Foi assim que o juiz da Suprema Corte dos EUA Potter Stewart definiu obscenidade num julgamento em 1964 que iria decidir se o estado de Ohio podia banir exibição pública de pornografia hardcore.
Mas quando você vê uma mulher ficando vesga, com um fio de baba escorrendo da boca aberta dela, você “sabe o que é”? Riley Reid, um das atrizes pornô mais populares do mundo, já brincou com isso. A insanamente popular personalidade da internet Belle Delphine costumava fazer, muito.
Mas o ahegao – aquela cara contorcida babando popularizada pelo hentai – começou muito antes dessas artistas experimentarem com a prática. E como fetiche, isso ainda é considerado tabu por muitas pessoas.

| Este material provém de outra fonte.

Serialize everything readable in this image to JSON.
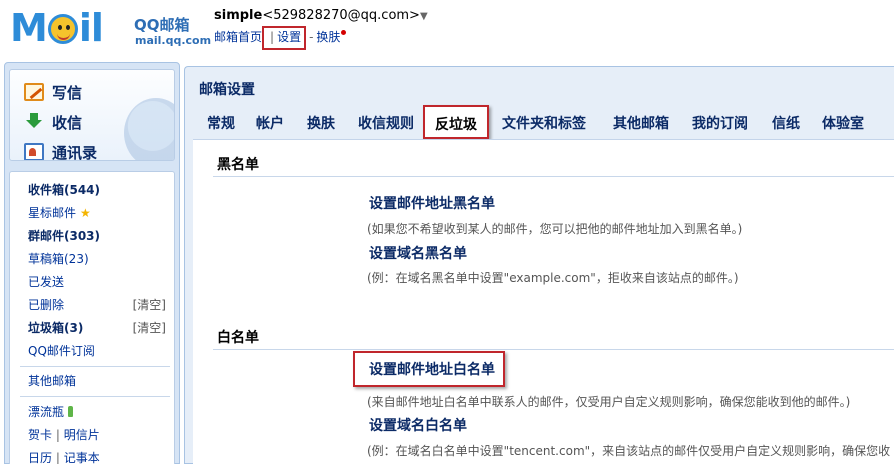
{
  "header": {
    "brand": "QQ邮箱",
    "domain": "mail.qq.com",
    "user_name": "simple",
    "user_email": "<529828270@qq.com>",
    "links": {
      "home": "邮箱首页",
      "settings": "设置",
      "skin": "换肤"
    }
  },
  "sidebar": {
    "compose": {
      "write": "写信",
      "receive": "收信",
      "contacts": "通讯录"
    },
    "folders": {
      "inbox": "收件箱(544)",
      "starred": "星标邮件",
      "group": "群邮件(303)",
      "drafts": "草稿箱(23)",
      "sent": "已发送",
      "deleted": "已删除",
      "spam": "垃圾箱(3)",
      "subscribe": "QQ邮件订阅",
      "other": "其他邮箱",
      "bottle": "漂流瓶",
      "card": "贺卡",
      "postcard": "明信片",
      "calendar": "日历",
      "notepad": "记事本",
      "clear": "[清空]",
      "pipe": "|"
    }
  },
  "main": {
    "title": "邮箱设置",
    "tabs": [
      "常规",
      "帐户",
      "换肤",
      "收信规则",
      "反垃圾",
      "文件夹和标签",
      "其他邮箱",
      "我的订阅",
      "信纸",
      "体验室"
    ],
    "blacklist": {
      "title": "黑名单",
      "addr_title": "设置邮件地址黑名单",
      "addr_desc": "(如果您不希望收到某人的邮件，您可以把他的邮件地址加入到黑名单。)",
      "domain_title": "设置域名黑名单",
      "domain_desc": "(例：在域名黑名单中设置\"example.com\"，拒收来自该站点的邮件。)"
    },
    "whitelist": {
      "title": "白名单",
      "addr_title": "设置邮件地址白名单",
      "addr_desc": "(来自邮件地址白名单中联系人的邮件，仅受用户自定义规则影响，确保您能收到他的邮件。)",
      "domain_title": "设置域名白名单",
      "domain_desc": "(例：在域名白名单中设置\"tencent.com\"，来自该站点的邮件仅受用户自定义规则影响，确保您收"
    }
  }
}
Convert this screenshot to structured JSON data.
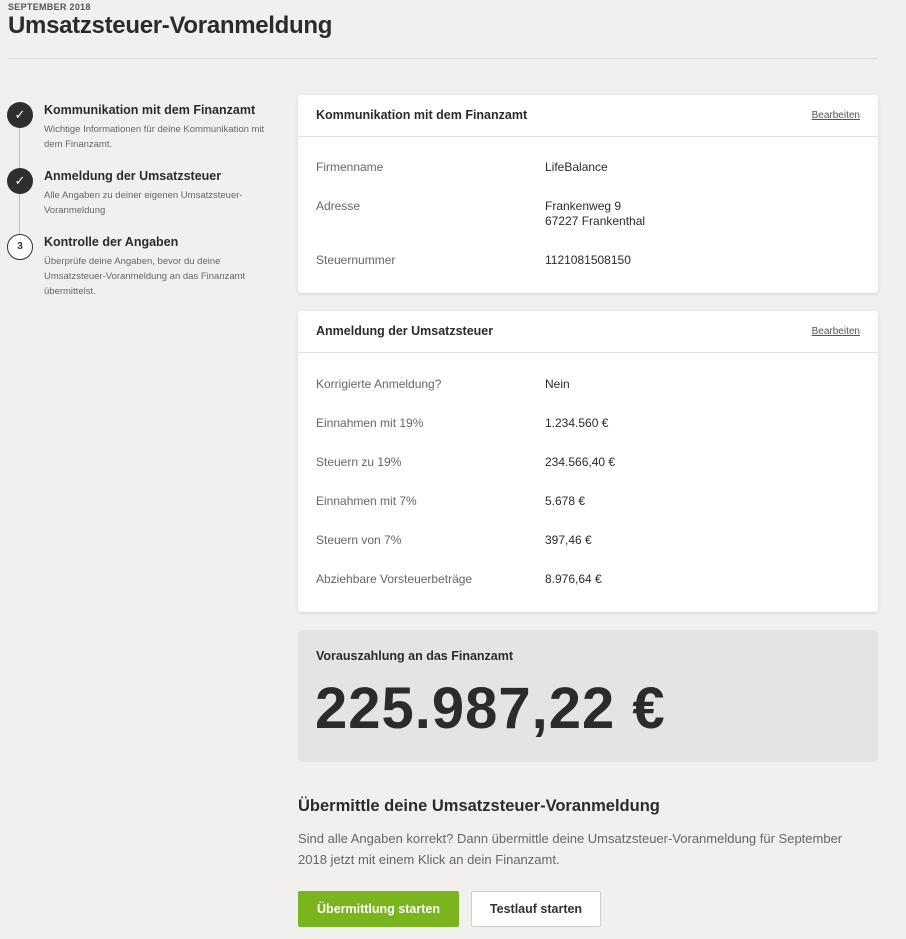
{
  "header": {
    "eyebrow": "SEPTEMBER 2018",
    "title": "Umsatzsteuer-Voranmeldung"
  },
  "stepper": {
    "steps": [
      {
        "status": "done",
        "icon": "check-icon",
        "marker": "✓",
        "title": "Kommunikation mit dem Finanzamt",
        "description": "Wichtige Informationen für deine Kommunikation mit dem Finanzamt."
      },
      {
        "status": "done",
        "icon": "check-icon",
        "marker": "✓",
        "title": "Anmeldung der Umsatzsteuer",
        "description": "Alle Angaben zu deiner eigenen Umsatzsteuer-Voranmeldung"
      },
      {
        "status": "current",
        "marker": "3",
        "title": "Kontrolle der Angaben",
        "description": "Überprüfe deine Angaben, bevor du deine Umsatzsteuer-Voranmeldung an das Finanzamt übermittelst."
      }
    ]
  },
  "communication_card": {
    "title": "Kommunikation mit dem Finanzamt",
    "edit_label": "Bearbeiten",
    "rows": [
      {
        "label": "Firmenname",
        "value": "LifeBalance"
      },
      {
        "label": "Adresse",
        "value_line1": "Frankenweg 9",
        "value_line2": "67227 Frankenthal"
      },
      {
        "label": "Steuernummer",
        "value": "1121081508150"
      }
    ]
  },
  "registration_card": {
    "title": "Anmeldung der Umsatzsteuer",
    "edit_label": "Bearbeiten",
    "rows": [
      {
        "label": "Korrigierte Anmeldung?",
        "value": "Nein"
      },
      {
        "label": "Einnahmen mit 19%",
        "value": "1.234.560 €"
      },
      {
        "label": "Steuern zu 19%",
        "value": "234.566,40 €"
      },
      {
        "label": "Einnahmen mit 7%",
        "value": "5.678 €"
      },
      {
        "label": "Steuern von 7%",
        "value": "397,46 €"
      },
      {
        "label": "Abziehbare Vorsteuerbeträge",
        "value": "8.976,64 €"
      }
    ]
  },
  "total": {
    "label": "Vorauszahlung an das Finanzamt",
    "amount": "225.987,22 €"
  },
  "submit": {
    "title": "Übermittle deine Umsatzsteuer-Voranmeldung",
    "text": "Sind alle Angaben korrekt? Dann übermittle deine Umsatzsteuer-Voranmeldung für September 2018 jetzt mit einem Klick an dein Finanzamt.",
    "primary_label": "Übermittlung starten",
    "secondary_label": "Testlauf starten"
  },
  "colors": {
    "background": "#f1f0ee",
    "primary_button": "#7ab51d",
    "step_done": "#2f2f2f",
    "total_box": "#e5e4e2"
  }
}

Em japonês, ahegao se traduz como uma onomatopeia mistura de pintura (como em, “ahe ahe”) e “gao”, rosto. É diferente do mais natural ikigao, que significa “rosto de orgasmo”. É algo mais estranho. Poucas pessoas fazendo sexo de verdade e experimentando um orgasmo real vão fazer a cara que as garotas do ahegao fazem, o que é parte da atração: é uma paródia mais apimentada do “rosto de O”. Como tantos outros aspectos do pornô, é algo extremamente exagerado e não-realista.
Num contexto diferente, não tem nada tecnicamente sexual nas expressões faciais do hentai conhecidas como ahegao. Suas características definidoras incluem olhos vesgos, bochechas coradas, e língua pra fora, babando – e em si, nada disso é explícito. Um rosto assim poderia representar plausivelmente qualquer coisa: dor, êxtase extremo ou desejar uma refeição muito gostosa.
Mas mesmo se você é um adulto muito, muito offline, você vai ver um rosto ahegao e saber o que está acontecendo fora do enquadramento. E desde as origens do ahegao, essa era a ideia.
“A censura criou o ahegao”
Em seu livro altamente influente de 1989 Hard Core, a acadêmica especializada em cinema e pornografia Linda Williams explorava a ideia de que o orgasmo de uma mulher é invisível: para os homens, no pornô pelo menos, você raramente consegue negar que eles estão gozando. Tem porra pra todo lado. Para muitos filmes adultos, o objetivo final é o “money shot”.
Mas para os espectadores, a prova do orgasmo de uma mulher não está nos genitais. Isso aparece nos sons que ela faz, nos movimentos do resto do corpo, ou especialmente nos olhos e no rosto. É muito mais difícil para alguém com pênis fingir um orgasmo forte que para uma mulher. No ahegao, a ideia é que há experiência está além do fingimento: ela está gozando tão forte que perde o controle do rosto.
“Nos vídeos adultos japoneses assim como no mangá, tem uma arte nas expressões de prazer do rosto, e o ahegao trabalha como o clímax deslocado, ou a perda do eu e da noção no momento do prazer avassalador”, me disse Patrick Galbraith, professor da Universidade Senshu em Tóquio. O ahegao é um exemplo da expressão de Williams do orgasmo feminino, ele disse.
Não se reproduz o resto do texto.